Recently, like many of you, I've had some trouble getting websites listed on the AOL owned “Open Directory Project” known as Dmoz.

So, looking back at a post written by Oatmeal which explains how to get 20 .gov links in 20 minutes I wondered if the same was possible for Dmoz…

After very little searching I soon discovered that the

main search function of Dmoz is vulnerable.

This means malicious users could easily place HTML code into the search form input box and manipulate the markup on the site (aka Cross Site Scripting or XSS).

Here’s a proof of concept showing how you would link to example.com with the anchor text as “Look, I made a link”:

http://www.dmoz.org/search?q=%3Ch1%3E%3Ca+href%3D%22http%3A%2F%2Fexample.com%22%3ELook%2C+I+made+a+link%3C%2Fa%3E%3C/h1%3E

View the compromised page (screenshot)

To make this affective, you would simply need to swap out the domain and the anchor text and (in theory) you would have to link to them from various other websites for them to eventually get indexed and start passing link juice for things like PageRank.
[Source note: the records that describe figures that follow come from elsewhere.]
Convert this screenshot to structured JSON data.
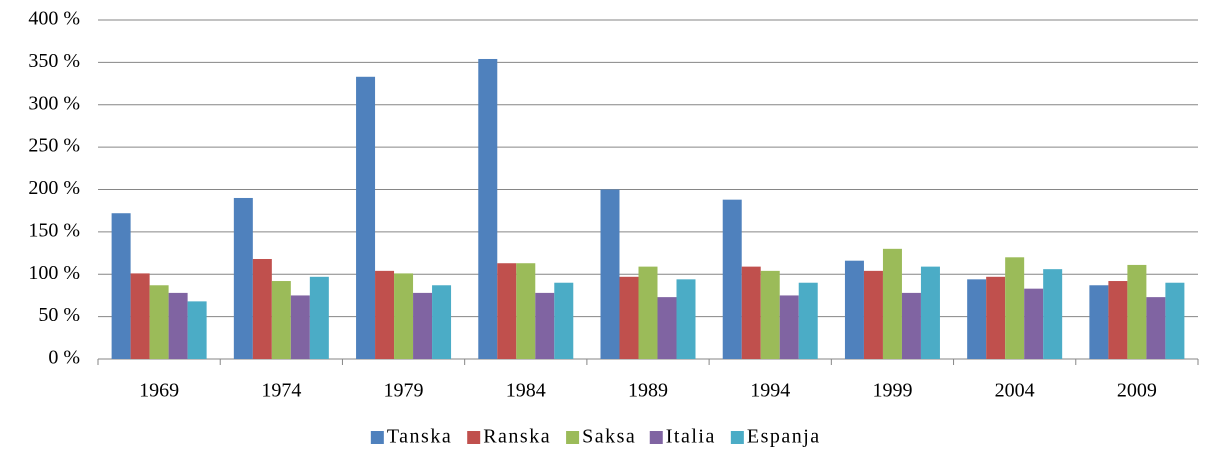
{
  "chart_data": {
    "type": "bar",
    "categories": [
      "1969",
      "1974",
      "1979",
      "1984",
      "1989",
      "1994",
      "1999",
      "2004",
      "2009"
    ],
    "series": [
      {
        "name": "Tanska",
        "color": "#4f81bd",
        "values": [
          172,
          190,
          333,
          354,
          200,
          188,
          116,
          94,
          87
        ]
      },
      {
        "name": "Ranska",
        "color": "#c0504d",
        "values": [
          101,
          118,
          104,
          113,
          97,
          109,
          104,
          97,
          92
        ]
      },
      {
        "name": "Saksa",
        "color": "#9bbb59",
        "values": [
          87,
          92,
          101,
          113,
          109,
          104,
          130,
          120,
          111
        ]
      },
      {
        "name": "Italia",
        "color": "#8064a2",
        "values": [
          78,
          75,
          78,
          78,
          73,
          75,
          78,
          83,
          73
        ]
      },
      {
        "name": "Espanja",
        "color": "#4bacc6",
        "values": [
          68,
          97,
          87,
          90,
          94,
          90,
          109,
          106,
          90
        ]
      }
    ],
    "ylim": [
      0,
      400
    ],
    "yticks": [
      {
        "value": 0,
        "label": "0 %"
      },
      {
        "value": 50,
        "label": "50 %"
      },
      {
        "value": 100,
        "label": "100 %"
      },
      {
        "value": 150,
        "label": "150 %"
      },
      {
        "value": 200,
        "label": "200 %"
      },
      {
        "value": 250,
        "label": "250 %"
      },
      {
        "value": 300,
        "label": "300 %"
      },
      {
        "value": 350,
        "label": "350 %"
      },
      {
        "value": 400,
        "label": "400 %"
      }
    ],
    "grid": true,
    "legend": "bottom"
  }
}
This is not the first time that Dmoz has been subject to such a flaw, as in 2007 they were subject to a similar XSS vulnerability in their blog search.

There are many well established ways Dmoz could fix this (aside from fixing their site code) on the server but they have chosen not to. I’m not sure why.

Is there any SEO value in these type of links? It’s uncertain.

Is there a security risk? Yes, definitely.

Dmoz is not the only site to ever become subject to an XSS exploit, twitter has been vulnerable plenty of times, but by golly they fixed it.

Will Dmoz pull their finger out or is he dead, jim?

Note: Dmoz Staff were unavailable for comment at time of publication (email address was unreachable).